Borderlands 4 developer Gearbox has asked PC gamers to wait 15 minutes for shaders to compile in the background while playing after some said this week’s update had caused increased stuttering.
I honestly feel like it would be better if Steam would compile the shaders in the background after the download finishes and before it tells me that the game is ready to play. That seems like a thing they could totally do.
They could even precompile shaders for known setups (the Steam Deck, the last three generations of Nvidia and AMD, that sort of thing) and just add that to the download for people with those devices. It would improve the experience for a lot of people.
I mean, they do (for most games) on Linux. “Allow background processing of vulkan shaders” in Downloads.
The issue is that they can only do so much without support of the games themselves. My, very limited, understanding is they distribute “good enough” shaders with games and then the background processing is optimizing those for the user’s computer. But getting those “good enough” shaders is already a mess.
I honestly feel like it would be better if Steam would compile the shaders in the background after the download finishes and before it tells me that the game is ready to play. That seems like a thing they could totally do.
They could even precompile shaders for known setups (the Steam Deck, the last three generations of Nvidia and AMD, that sort of thing) and just add that to the download for people with those devices. It would improve the experience for a lot of people.
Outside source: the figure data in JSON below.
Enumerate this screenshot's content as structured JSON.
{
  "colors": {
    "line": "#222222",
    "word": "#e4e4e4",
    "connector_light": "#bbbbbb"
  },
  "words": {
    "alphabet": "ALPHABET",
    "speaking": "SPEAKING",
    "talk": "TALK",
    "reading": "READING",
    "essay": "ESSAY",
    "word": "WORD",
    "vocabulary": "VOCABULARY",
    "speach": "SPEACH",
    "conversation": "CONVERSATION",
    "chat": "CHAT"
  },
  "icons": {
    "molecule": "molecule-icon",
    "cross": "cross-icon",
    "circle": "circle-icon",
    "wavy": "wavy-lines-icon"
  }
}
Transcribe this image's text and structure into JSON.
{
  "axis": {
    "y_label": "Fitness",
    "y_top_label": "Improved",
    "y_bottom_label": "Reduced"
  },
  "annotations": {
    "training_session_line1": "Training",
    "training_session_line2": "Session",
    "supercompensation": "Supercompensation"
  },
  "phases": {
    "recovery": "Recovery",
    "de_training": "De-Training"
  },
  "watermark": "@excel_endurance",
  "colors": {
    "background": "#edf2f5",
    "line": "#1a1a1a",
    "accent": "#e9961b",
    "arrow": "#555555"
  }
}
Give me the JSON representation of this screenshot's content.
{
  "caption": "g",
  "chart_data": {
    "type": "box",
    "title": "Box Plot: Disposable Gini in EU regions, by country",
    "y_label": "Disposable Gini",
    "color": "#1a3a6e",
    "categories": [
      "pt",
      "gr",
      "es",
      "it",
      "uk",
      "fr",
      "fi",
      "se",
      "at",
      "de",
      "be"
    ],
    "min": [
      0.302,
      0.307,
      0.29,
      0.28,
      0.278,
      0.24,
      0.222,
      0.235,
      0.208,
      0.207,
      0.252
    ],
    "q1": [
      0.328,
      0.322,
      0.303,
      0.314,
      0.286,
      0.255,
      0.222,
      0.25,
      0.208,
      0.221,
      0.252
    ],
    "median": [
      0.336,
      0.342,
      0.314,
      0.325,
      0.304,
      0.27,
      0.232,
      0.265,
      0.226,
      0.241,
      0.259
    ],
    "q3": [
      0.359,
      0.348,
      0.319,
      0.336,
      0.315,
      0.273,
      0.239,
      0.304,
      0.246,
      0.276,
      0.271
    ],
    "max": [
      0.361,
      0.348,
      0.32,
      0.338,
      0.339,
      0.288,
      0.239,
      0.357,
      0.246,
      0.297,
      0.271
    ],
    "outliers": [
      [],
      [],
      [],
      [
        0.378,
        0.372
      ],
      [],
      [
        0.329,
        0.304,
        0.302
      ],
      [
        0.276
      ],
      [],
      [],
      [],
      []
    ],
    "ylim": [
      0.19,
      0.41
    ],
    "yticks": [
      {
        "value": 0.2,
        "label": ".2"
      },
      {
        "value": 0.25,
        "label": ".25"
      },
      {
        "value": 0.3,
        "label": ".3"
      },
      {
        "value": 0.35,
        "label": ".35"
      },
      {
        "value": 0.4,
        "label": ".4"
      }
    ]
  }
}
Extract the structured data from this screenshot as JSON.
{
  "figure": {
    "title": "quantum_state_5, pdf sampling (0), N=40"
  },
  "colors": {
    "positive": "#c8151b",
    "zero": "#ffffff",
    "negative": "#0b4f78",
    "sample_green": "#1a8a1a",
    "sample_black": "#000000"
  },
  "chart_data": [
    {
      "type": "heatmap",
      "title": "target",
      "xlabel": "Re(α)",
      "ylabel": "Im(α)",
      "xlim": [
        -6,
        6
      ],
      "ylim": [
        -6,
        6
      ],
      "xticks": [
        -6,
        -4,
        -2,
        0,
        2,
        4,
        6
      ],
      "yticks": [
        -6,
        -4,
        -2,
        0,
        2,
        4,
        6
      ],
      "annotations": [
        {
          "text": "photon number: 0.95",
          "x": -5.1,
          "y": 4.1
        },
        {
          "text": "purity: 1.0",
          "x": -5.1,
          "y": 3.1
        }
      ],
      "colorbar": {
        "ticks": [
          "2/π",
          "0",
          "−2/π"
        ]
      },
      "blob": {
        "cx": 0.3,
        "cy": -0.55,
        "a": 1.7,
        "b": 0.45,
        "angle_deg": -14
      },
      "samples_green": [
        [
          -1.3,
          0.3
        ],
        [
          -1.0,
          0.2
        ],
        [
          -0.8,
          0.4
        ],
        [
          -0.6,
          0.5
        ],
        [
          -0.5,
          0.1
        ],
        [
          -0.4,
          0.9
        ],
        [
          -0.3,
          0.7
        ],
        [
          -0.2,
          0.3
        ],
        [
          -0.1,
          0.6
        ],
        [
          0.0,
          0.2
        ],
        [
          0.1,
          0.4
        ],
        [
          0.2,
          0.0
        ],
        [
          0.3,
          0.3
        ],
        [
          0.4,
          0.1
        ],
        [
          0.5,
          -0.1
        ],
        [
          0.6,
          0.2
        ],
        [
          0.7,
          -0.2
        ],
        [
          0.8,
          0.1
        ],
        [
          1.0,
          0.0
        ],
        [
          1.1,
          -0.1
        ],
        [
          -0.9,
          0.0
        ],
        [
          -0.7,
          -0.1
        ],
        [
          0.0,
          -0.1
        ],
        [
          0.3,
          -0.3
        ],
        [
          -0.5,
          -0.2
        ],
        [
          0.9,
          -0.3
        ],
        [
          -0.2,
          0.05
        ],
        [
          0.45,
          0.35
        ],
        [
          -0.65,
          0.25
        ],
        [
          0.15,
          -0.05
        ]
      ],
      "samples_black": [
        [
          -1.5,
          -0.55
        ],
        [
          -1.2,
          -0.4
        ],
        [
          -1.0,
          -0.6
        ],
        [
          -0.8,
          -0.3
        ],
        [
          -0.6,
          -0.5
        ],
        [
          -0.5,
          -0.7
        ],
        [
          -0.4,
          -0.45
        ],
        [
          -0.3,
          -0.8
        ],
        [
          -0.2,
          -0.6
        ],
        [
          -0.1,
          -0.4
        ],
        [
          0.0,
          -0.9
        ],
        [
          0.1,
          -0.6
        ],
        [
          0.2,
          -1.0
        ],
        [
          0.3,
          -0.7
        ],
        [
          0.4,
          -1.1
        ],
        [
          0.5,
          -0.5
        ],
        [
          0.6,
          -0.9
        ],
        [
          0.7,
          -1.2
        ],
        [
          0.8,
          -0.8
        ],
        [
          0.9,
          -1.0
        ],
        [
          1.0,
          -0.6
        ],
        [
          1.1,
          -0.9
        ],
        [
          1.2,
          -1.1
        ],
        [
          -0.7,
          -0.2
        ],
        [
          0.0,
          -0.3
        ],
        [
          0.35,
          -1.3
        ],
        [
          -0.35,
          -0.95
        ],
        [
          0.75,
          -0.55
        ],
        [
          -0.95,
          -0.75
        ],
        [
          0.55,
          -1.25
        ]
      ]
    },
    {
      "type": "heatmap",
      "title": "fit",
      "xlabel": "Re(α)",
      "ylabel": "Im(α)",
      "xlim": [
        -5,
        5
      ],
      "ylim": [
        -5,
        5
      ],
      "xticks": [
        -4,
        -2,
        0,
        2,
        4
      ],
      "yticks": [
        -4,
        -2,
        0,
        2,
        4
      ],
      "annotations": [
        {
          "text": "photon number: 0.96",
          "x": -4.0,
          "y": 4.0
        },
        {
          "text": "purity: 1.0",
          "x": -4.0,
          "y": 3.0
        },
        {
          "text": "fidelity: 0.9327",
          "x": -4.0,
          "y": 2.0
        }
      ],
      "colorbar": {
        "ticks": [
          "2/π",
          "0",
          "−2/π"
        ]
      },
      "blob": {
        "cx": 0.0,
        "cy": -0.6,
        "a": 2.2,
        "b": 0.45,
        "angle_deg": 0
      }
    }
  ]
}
I mean, they do (for most games) on Linux. “Allow background processing of vulkan shaders” in Downloads.
The issue is that they can only do so much without support of the games themselves. My, very limited, understanding is they distribute “good enough” shaders with games and then the background processing is optimizing those for the user’s computer. But getting those “good enough” shaders is already a mess.
Thank you for that info! I do most of my PC gaming on a very underpowered Linux box. Gonna need to check that setting.
Turning the Stream shader feature of was the only way I could get Dune to run without a shader error crash. Good Enough is always problematic.